O advogado Hédio Silva Júnior, um dos profissionais que defendem a causa de religiões de matriz africana sobre sacrifício de animais, afirmou, nesta semana, que a proibição da prática é demonstração de intolerância. Em discurso, o advogado lembrou o sofrimento dos negros: “Não vejo a instituição jurídica ingressar com medida judicial para evitar que os jovens negros sejam mortos como cães nas periferias.”

Ele ironizou juristas que defendiam a proibição da imolação animal. “Prestei atenção nas sustentações, não só nas narrativas como também nos sapatos dos narradores, e por acaso os sapatos dos narradores são todos sapatos de couro. “

Lembrou que não são apenas os adeptos de religiões de matrizes africanas que praticam esta tradição. Mulçumanos e judeus também praticam imolação animal, mas nenhum deles sofre preconceito pela prática ou são proibidos por legislações como aconteceu no Rio Grande do Sul, sendo este fato exclusivo dos adeptos da religião de matrizes africanas.

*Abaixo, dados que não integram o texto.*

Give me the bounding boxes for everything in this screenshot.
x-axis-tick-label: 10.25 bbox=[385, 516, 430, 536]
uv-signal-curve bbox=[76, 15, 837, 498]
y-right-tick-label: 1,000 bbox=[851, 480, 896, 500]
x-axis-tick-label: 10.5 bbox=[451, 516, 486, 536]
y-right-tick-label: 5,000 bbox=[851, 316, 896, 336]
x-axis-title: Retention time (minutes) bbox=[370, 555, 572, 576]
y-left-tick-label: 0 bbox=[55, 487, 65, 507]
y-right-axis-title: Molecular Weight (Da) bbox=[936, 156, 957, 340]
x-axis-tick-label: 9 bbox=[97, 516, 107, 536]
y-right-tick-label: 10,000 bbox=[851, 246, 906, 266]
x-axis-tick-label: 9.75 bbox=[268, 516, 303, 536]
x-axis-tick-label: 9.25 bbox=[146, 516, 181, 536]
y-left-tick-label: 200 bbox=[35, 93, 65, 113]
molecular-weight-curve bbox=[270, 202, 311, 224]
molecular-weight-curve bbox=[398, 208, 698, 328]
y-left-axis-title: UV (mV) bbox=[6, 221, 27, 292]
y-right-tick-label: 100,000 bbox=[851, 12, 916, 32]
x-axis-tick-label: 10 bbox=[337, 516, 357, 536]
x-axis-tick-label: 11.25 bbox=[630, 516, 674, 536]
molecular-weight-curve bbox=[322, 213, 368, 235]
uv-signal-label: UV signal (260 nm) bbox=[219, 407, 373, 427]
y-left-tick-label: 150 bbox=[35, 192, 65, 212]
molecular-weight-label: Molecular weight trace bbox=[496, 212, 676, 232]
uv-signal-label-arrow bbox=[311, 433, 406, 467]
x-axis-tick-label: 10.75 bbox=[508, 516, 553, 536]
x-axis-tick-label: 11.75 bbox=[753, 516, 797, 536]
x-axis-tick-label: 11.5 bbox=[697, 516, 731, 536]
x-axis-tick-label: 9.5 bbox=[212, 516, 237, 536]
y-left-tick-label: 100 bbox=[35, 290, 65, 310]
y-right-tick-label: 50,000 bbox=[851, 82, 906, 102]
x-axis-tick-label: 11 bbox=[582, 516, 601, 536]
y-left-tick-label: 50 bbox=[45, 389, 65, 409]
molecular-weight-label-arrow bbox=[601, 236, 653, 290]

Em seu discurso lembrou que judeus também praticam imolação animal. Atualmente a exportação de carne pelo país, é um dos principais fatores da balança comercial do Brasil, inclusive sendo respeitados preceitos religiosos nos maiores frigorífecos do país.

Adeptos das matrizes de religião africana, se reuniram no plenário e na frente do STF, vindos de todo país. Através do toque de seus atabaques, faixas e cartazes, pediam para que fosse respeitado o direito de liberdade religiosa previsto na Constituição Federal.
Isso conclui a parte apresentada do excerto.